Final answer:
The equation represents the circle's path, which is calculated by finding the midpoint between two given points and then using that midpoint and one of the points to determine the circle's radius. The equation for the circle's path, based on the midpoint and radius, does not perfectly match any of the given options. The correct answer, when written in general form x² + y² = Ax + By, is: x² + y² = 70x − 90y
Step-by-step explanation:
To find an equation for the drone's path, we should recognize that the path it takes is part of a circle.
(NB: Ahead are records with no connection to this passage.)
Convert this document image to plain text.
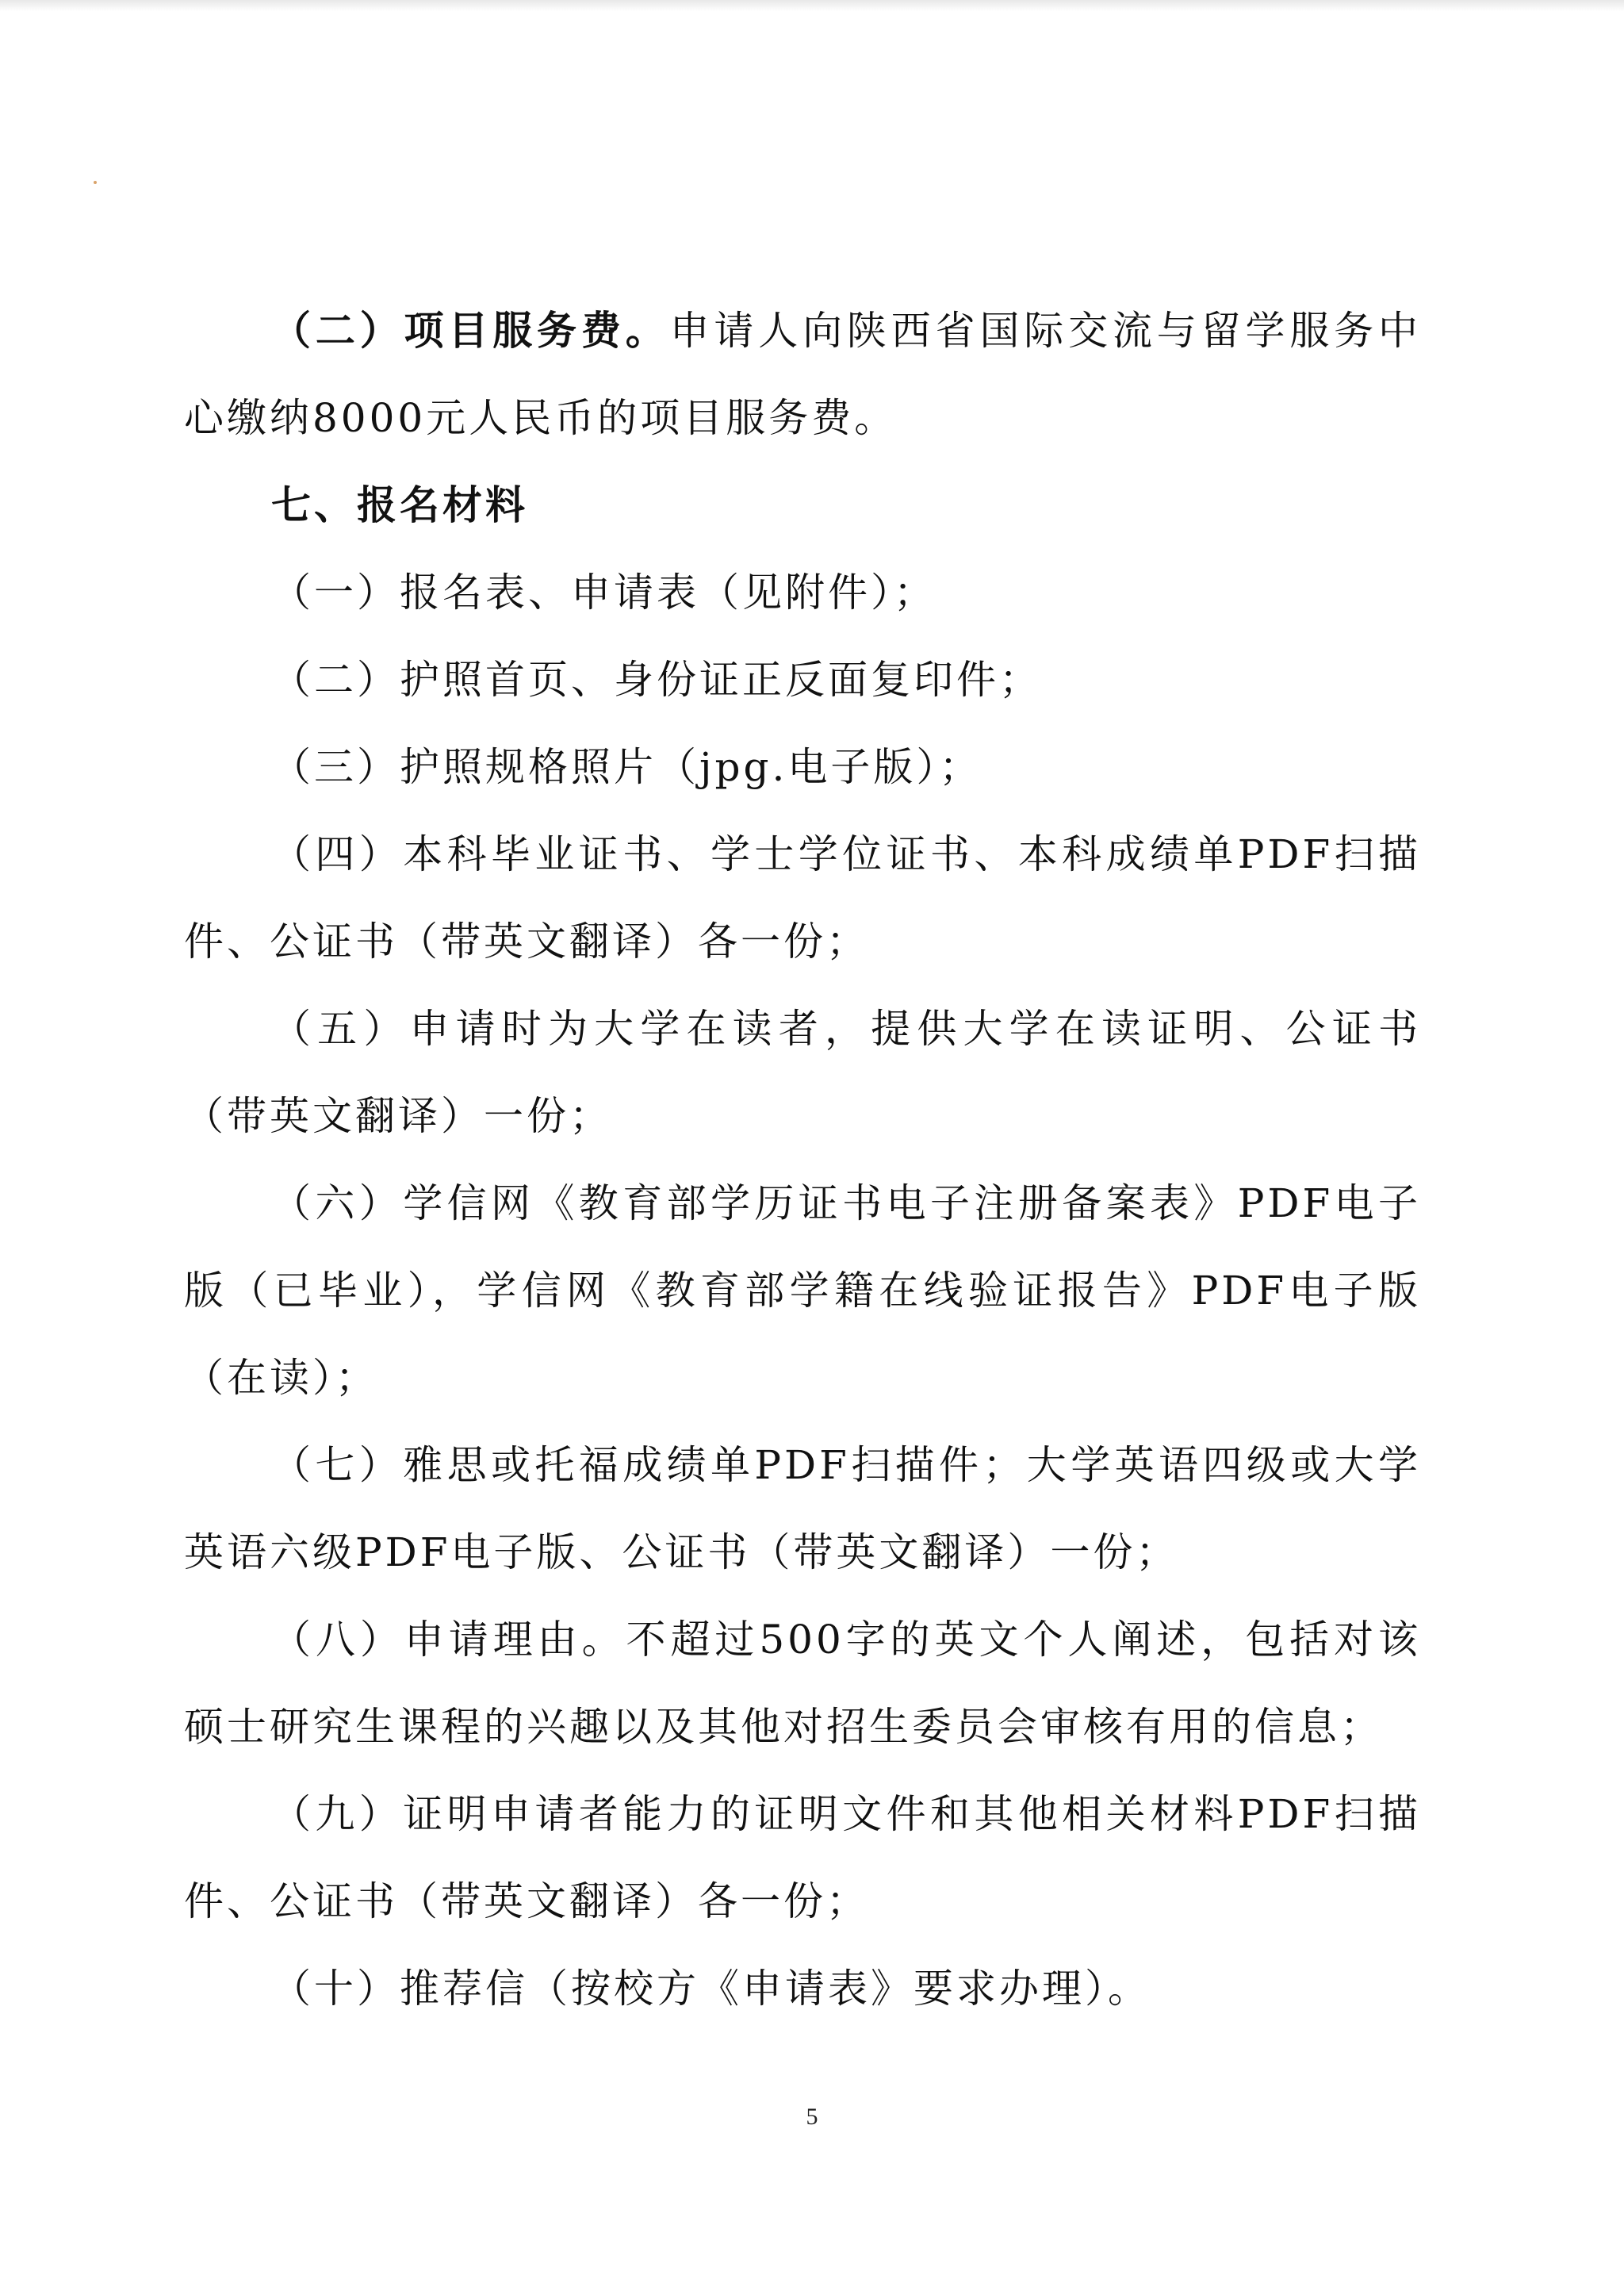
（二）项目服务费。申请人向陕西省国际交流与留学服务中心缴纳8000元人民币的项目服务费。

七、报名材料

（一）报名表、申请表（见附件）；

（二）护照首页、身份证正反面复印件；

（三）护照规格照片（jpg.电子版）；

（四）本科毕业证书、学士学位证书、本科成绩单PDF扫描件、公证书（带英文翻译）各一份；

（五）申请时为大学在读者，提供大学在读证明、公证书（带英文翻译）一份；

（六）学信网《教育部学历证书电子注册备案表》PDF电子版（已毕业），学信网《教育部学籍在线验证报告》PDF电子版（在读）；

（七）雅思或托福成绩单PDF扫描件；大学英语四级或大学英语六级PDF电子版、公证书（带英文翻译）一份；

（八）申请理由。不超过500字的英文个人阐述，包括对该硕士研究生课程的兴趣以及其他对招生委员会审核有用的信息；

（九）证明申请者能力的证明文件和其他相关材料PDF扫描件、公证书（带英文翻译）各一份；

（十）推荐信（按校方《申请表》要求办理）。

5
The center of this circle is the midpoint between the two points described in the question, and the radius is half the distance between these two points. Since Russell is at the origin, and the first point mentioned is (−150, −240) and the second is (220, 150), we calculate the center of the circle (Cx, Cy) and its radius (R).
First, find the midpoint (Cx, Cy):
Cx = (−150 + 220) / 2 = 35
Cy = (−240 + 150) / 2 = −45
Then, calculate the radius (R), which is the distance from the midpoint to one of the points:
R = √[(220 − 35)² + (150 + 45)²]
R = √[(185)² + (195)²]
R = √(34225 + 38025)
R = √72250
Now plug the center coordinates and radius into the standard form of a circle's equation (x − h)² + (y − k)² = R²:
(x − 35)² + (y + 45)² = 72250
Expand this equation:
x² − 70x + 35² + y² + 90y + 45² = 72250
x² − 70x + 1225 + y² + 90y + 2025 = 72250
Combine like terms:
x² + y² − 70x + 90y = 72250 - 1225 - 2025
x² + y² − 70x + 90y = 68000
The correct answer, when written in general form x² + y² = Ax + By, is:
x² + y² = 70x − 90y
However, none of the provided options match this equation exactly.